In West Virginia, 41% of adults have hypertension, and nearly 16% have cardiovascular disease. When looking at the implications for hypertension management and additional disease burden, it ranks among the highest in the nation, signaling a significant opportunity for Valley Health Systems based in West Virginia, to improve health outcomes with a team-based care approach that includes many different players.
Valley Health is one of the largest federally qualified health centers in the U.S., with 40 locations across several counties in southwestern West Virginia and one location in southern Ohio, providing health services to patients from West Virginia, Ohio, and Kentucky.
“We have more opportunity to reduce morbidity and mortality in our patients by addressing hypertension than we do with just about any other clinical condition, risk factor or preventive disease consideration,” said Mathew Weimer, MD, a family physician, vice president of health services and chief medical officer at Valley Health.
That’s why, in 2019, Valley Health started implementing AMA MAP BP™, an evidence-based quality improvement program, providing a clear path to significant, sustained improvements in BP control.
While Valley Health’s BP control rate dropped to 58% early in the pandemic, there was an uptick of nearly 5%, back up to 62.8% this year, said Brett Wellman, a family nurse practitioner and associate vice president of business operations at Valley Health.
“The pandemic has been very difficult for us on our data reporting, but we have—year over year—seen a statistically significant improvement in blood pressure control rates since the pandemic began,” Wellman said.
This is due to getting patients back into the office and revisiting evidence-based strategies that lead to improved BP control, such as using calibrated—and validated—automated office blood pressure (AOBP) devices, a standardized BP measurement protocol, auditing to help identify “therapeutic inertia and focusing on effective treatment for uncontrolled hypertension,” Wellman added.
Valley Health uses Azara DRVS, a centralized data reporting and analytics solution which facilitates care transformation, drives quality improvement, aids in cost reduction and simplifies mandated reporting. They are using DRVS to access the AMA MAP Metrics and intend to use the data to track their progress and identify opportunities to improve using the evidence-based interventions associated with AMA MAP BP.
Another aspect of Valley Health’s success has been using a team-based approach for improving blood pressure control.
If “a patient is seeing me as a family doctor and I’m adding a new therapy, they could then be referred to a clinical pharmacist who would follow up with the patient,” said Dr. Weimer. “A lot of this happened during the pandemic such that when patients weren’t as able to come in for in-person appointments, the pharmacist would call them and have them relay their home blood pressure, talk about side effects and symptoms, and make recommendations or at least communicate back to the primary care physician to say they had spoken with a patient.
“Of course, they would document all this in the medical record and would either let the primary care provider know what was going on or maybe even make a recommendation to add a specific class of medications based on what the patient was experiencing,” he added. “That team-based approach is really important and was part of the culture shift that we’ve ushered in with this work over the past few years.”
“We have a pretty robust dental program and our dentists really have embraced the guidelines from the American Dental Association on screening for high blood pressure,” said Wellman, noting they “have really taken an interest in screening patients—particularly adult patients—for hypertension.”
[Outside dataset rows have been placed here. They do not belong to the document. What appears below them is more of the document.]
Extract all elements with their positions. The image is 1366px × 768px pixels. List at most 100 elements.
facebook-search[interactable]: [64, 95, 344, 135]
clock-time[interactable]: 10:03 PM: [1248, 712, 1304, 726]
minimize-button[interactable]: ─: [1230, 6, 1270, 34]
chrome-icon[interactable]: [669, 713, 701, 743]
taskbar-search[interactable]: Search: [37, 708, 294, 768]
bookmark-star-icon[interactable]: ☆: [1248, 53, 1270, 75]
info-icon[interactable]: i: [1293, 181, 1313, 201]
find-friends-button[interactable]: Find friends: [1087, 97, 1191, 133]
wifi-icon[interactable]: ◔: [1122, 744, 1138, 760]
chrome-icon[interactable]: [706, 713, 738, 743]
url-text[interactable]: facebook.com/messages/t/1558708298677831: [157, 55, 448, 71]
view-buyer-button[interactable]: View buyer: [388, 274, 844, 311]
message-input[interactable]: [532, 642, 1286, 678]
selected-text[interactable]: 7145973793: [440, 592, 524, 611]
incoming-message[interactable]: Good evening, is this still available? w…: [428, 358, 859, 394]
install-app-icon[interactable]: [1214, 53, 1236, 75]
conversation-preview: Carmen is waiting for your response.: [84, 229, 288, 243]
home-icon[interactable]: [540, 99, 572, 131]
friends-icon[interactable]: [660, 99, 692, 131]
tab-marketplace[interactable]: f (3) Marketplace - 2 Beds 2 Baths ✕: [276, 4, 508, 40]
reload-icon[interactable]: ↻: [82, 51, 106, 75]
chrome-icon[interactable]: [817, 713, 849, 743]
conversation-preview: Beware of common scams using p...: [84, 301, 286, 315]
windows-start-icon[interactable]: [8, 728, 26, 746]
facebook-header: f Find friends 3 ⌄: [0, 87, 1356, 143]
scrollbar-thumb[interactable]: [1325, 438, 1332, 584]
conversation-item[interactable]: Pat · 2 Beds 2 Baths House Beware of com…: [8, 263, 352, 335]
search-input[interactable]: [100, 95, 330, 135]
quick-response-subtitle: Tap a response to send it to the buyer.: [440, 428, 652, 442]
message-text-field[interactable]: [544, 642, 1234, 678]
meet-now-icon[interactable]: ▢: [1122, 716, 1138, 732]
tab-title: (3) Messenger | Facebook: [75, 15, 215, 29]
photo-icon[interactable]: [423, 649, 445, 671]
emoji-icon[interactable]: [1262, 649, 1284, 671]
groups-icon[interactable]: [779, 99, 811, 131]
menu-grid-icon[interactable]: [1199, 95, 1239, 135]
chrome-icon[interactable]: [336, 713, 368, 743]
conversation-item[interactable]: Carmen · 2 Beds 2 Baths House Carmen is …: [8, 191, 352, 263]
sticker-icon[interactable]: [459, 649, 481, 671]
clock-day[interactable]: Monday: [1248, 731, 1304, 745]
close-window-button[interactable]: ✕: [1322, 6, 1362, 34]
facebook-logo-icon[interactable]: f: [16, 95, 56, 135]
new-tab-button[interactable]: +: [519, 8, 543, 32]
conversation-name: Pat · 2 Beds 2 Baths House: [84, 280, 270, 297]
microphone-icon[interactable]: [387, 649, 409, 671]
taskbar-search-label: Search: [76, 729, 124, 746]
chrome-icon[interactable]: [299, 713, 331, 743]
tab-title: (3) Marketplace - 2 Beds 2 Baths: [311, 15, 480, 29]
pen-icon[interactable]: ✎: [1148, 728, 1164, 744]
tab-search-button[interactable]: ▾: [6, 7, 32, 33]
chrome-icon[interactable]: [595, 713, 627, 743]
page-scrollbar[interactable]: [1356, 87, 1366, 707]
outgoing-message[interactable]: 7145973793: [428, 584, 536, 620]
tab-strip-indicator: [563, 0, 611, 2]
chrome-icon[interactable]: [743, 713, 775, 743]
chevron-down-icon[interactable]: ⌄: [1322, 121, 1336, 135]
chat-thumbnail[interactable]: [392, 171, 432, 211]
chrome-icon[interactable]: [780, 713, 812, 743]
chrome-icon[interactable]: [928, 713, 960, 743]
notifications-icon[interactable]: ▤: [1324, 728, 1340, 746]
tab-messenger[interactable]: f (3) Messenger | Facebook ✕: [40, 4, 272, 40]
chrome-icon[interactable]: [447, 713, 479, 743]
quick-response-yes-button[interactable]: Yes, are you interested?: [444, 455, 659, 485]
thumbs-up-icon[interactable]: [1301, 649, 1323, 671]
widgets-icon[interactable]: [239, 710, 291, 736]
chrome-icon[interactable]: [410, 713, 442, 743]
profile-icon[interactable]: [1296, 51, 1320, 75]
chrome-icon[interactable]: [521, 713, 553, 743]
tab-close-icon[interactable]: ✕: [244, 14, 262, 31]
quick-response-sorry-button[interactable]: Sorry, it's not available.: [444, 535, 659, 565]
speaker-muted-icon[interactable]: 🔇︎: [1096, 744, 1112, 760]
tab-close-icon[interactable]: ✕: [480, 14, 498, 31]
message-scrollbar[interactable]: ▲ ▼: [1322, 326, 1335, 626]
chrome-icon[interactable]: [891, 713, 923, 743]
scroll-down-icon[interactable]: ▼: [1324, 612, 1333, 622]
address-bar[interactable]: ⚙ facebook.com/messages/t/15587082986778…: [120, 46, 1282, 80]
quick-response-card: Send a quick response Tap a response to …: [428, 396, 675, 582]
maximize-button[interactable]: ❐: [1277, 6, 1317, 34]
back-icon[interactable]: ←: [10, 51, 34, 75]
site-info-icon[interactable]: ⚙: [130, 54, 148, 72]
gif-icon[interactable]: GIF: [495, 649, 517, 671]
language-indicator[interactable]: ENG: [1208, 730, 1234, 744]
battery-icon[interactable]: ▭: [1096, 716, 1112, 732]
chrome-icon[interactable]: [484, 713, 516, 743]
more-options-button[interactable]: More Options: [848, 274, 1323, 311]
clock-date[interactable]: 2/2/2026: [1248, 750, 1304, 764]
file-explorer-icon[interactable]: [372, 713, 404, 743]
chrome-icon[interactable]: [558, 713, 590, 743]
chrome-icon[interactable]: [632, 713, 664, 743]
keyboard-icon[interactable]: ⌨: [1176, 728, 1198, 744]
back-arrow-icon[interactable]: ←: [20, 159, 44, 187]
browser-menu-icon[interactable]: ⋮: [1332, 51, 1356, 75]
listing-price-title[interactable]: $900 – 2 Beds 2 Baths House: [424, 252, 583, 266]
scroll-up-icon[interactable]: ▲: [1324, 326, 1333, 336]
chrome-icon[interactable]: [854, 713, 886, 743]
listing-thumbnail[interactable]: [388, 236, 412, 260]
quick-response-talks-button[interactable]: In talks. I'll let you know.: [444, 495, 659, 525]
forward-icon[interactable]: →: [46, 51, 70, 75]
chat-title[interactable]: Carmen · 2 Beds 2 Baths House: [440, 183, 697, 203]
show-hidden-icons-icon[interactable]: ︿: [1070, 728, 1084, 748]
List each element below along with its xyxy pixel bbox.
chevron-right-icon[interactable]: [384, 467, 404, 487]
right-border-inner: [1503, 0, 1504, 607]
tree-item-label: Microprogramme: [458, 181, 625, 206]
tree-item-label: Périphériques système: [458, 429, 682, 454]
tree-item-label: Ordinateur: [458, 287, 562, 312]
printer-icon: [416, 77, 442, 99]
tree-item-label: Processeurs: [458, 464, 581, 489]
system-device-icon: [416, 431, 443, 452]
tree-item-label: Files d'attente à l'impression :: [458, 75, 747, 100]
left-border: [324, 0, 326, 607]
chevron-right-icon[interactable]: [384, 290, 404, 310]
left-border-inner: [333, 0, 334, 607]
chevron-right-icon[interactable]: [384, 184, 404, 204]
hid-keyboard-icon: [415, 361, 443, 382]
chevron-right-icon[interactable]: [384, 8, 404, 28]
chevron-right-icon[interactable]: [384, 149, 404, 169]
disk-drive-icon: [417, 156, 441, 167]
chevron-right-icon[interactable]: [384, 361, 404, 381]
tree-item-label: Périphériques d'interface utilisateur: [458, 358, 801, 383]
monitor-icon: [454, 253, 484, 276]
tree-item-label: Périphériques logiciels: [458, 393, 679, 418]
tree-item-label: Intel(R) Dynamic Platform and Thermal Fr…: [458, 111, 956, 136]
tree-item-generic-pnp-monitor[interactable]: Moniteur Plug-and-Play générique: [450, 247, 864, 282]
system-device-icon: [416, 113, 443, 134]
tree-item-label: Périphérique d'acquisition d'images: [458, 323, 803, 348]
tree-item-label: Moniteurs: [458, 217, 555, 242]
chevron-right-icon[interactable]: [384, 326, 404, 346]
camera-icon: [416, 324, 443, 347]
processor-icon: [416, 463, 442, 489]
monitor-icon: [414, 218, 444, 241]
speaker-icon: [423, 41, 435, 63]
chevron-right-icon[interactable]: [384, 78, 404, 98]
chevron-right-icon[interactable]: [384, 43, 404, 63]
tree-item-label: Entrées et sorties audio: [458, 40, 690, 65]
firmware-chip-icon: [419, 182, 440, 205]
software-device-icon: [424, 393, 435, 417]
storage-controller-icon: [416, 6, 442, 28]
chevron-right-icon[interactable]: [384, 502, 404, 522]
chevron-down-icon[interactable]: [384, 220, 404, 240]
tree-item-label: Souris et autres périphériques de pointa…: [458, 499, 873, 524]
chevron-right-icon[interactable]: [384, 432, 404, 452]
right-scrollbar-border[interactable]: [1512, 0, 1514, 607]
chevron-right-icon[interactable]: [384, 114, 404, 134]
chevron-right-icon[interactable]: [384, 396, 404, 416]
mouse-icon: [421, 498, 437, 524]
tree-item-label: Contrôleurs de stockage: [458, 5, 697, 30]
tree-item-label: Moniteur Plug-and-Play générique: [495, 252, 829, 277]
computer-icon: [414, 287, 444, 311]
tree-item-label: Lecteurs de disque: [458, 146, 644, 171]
“The majority of our dental sites are co-located with primary care,” he said, crediting “a lot of forward-thinking dental leaders” for progress in this area.
“As of April, we’ve instituted AOBPs in every single dental practice, so we’ve taken it beyond primary care and are able to do the screening,” Wellman said. “And if it’s elevated … they are now using the AOBP to average blood pressures, get a better assessment and then consult and collaborate with either the patient’s outside primary care physician or internally with our primary care teams at the site to make sure the patient is taken care of.”
“When you go to the dentist at Valley Health, you're there to get your teeth cleaned or to get a dental problem fixed, but it is also helpful to weave some focus on hypertension into that workflow,” said Dr. Weimer. “It may be a little unconventional, but it allows us to continue to work on improving hypertension control. While the primary focus of this visit is dental care, it makes sense to also address blood pressure and hypertension in some way.”